Les Grands bouleversements apportés par le christianisme

Pour le Frère Charles, franciscain de Saint Bonaventure de Narbonne, en hommage amical

   De la raison philosophique à la confiance dans la foi

Un bouleversement surgit avec le christianisme naissant : ce qui permet d’approcher le divin, c’est la confiance faite dans la parole d’un homme, ce Christ qui prétend être le fils de Dieu, le logos incarné, on le croit parce qu’il est digne de foi. La raison ne suffit plus. Les chrétiens n’accordent plus l’exclusivité à la raison pour accéder à la vérité. Toute la différence entre religion et philosophie est ici. Il ne s’agit plus d’argumenter pour ou contre l’existence d’un Dieu qui se serait fait homme —l’événement dépasse la raison—, mais de témoigner de ce qu’on a vu le Verbe incarné, et de croire... ou de ne pas croire qu’il s’agit bien de Dieu. L’adhésion n’est plus une question d’intelligence, de raisonnement, de dialectique..., mais de confiance. Ce n’est plus la raison qui est faculté théorique par excellence, mais la foi. La religion en vient à s’opposer au rationalisme qui avait été le cœur de la philosophie, et à détrôner même la philosophie de son piédestal. Que la philosophie a tenté de reprendre.

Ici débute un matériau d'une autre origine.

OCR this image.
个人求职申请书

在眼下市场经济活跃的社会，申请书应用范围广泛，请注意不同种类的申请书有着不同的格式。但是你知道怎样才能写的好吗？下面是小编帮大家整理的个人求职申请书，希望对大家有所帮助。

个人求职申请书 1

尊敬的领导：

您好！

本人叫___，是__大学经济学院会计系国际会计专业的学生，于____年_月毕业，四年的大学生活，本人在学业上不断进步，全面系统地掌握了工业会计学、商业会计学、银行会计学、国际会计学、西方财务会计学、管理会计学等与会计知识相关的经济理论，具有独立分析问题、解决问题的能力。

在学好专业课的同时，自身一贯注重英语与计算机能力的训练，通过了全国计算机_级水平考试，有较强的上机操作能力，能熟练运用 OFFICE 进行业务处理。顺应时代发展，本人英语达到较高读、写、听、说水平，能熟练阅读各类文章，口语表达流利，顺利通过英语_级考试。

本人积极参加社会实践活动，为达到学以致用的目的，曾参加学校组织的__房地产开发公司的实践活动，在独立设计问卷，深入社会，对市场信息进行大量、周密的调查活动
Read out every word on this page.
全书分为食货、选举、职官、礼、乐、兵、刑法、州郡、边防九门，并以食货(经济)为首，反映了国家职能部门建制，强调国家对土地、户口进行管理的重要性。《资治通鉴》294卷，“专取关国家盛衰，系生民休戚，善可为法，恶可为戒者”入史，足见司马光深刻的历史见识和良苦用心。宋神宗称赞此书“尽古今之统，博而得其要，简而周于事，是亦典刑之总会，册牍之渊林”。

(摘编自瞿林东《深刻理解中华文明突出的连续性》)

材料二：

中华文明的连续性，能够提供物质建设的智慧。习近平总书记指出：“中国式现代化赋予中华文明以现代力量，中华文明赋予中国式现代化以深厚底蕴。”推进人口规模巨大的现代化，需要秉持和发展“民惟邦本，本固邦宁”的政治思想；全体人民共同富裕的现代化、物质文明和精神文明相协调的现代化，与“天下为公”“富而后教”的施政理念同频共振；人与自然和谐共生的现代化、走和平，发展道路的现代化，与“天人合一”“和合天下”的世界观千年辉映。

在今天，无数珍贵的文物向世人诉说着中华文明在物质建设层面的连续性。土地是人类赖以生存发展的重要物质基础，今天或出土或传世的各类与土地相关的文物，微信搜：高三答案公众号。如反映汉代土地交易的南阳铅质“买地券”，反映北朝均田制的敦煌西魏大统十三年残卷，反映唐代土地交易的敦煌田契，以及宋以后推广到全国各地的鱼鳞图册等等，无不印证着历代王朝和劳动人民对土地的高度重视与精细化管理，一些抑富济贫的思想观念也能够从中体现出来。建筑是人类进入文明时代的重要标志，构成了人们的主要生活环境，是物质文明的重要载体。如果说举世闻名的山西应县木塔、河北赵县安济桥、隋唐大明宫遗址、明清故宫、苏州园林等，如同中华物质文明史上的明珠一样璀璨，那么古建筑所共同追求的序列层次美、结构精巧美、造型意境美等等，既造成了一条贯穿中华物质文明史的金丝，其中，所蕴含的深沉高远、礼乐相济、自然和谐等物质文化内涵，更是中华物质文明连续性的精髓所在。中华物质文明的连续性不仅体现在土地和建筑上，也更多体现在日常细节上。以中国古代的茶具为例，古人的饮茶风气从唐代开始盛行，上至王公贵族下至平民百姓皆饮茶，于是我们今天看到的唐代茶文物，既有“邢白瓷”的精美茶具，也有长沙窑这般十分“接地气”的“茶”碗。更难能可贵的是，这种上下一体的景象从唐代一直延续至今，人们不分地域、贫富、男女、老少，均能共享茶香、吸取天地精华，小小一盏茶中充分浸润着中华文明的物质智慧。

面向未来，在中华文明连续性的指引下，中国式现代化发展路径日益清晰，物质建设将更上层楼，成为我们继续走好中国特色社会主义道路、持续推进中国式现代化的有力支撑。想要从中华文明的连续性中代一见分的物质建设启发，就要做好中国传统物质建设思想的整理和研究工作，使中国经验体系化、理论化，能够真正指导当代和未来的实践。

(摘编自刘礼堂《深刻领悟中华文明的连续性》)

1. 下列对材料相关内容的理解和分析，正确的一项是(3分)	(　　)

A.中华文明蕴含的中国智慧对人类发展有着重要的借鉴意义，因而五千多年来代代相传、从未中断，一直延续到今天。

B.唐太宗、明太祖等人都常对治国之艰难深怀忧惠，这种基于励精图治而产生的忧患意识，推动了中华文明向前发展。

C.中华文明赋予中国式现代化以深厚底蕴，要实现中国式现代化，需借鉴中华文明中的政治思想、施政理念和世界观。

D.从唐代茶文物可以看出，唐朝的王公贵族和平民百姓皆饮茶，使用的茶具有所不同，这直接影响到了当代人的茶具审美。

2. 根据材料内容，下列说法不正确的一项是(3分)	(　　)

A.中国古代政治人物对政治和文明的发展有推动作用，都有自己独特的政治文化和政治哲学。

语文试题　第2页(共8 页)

Au cours de l’histoire, la philosophie et la théologie se sont toujours comportées comme deux sœurs, concurrentes, prenant chacune à son tour la prépondérance sur l’autre. Thomas d’Aquin reconnaissait lui-même que la théologie n’est pas la seule instance d’intelligibilité du monde. La théologie n'est plus en face d'une philosophie unique. Elle est confrontée à une sorte de "monstre à plusieurs têtes, dont chacune parle une langue différente". Si, dans la scolastique, la théologie demeure cependant la reine des sciences, elle est, en tant que science, refusée par Descartes qui opère une diffraction des lumières du savoir. Chez Luther la diffraction s’est opérée au bénéfice de la théologie. Avec Luther et Descartes, les champs de la philosophie et de la théologie sont distincts, cloisonnés. À partir du XIXe siècle, la théologie est considérée comme l’échafaudage de la vérité philosophique. Désormais la théologie est comprise comme un moment nécessaire de la vérité philosophique. Elle n’est pour Lessing, que la servante de la philosophie, et pour le post-hégélien Feuerbach, la raison peut se penser comme faculté suprême. La vérité théologique est dès lors assumée en vérité philosophique, censurée par la philosophie. Tel est le paradigme de l’accomplissement philosophique. Le risque d’aujourd’hui est celui de la totalisation philosophique, qui tend à confisquer le champ herméneutique tout entier. À propos de cette concurrence entre ces deux sciences Le P. M-D Chenu disait un jour que “la philosophie est servante de la théologie, et vice versa; il arrive même que la servante devienne la maîtresse !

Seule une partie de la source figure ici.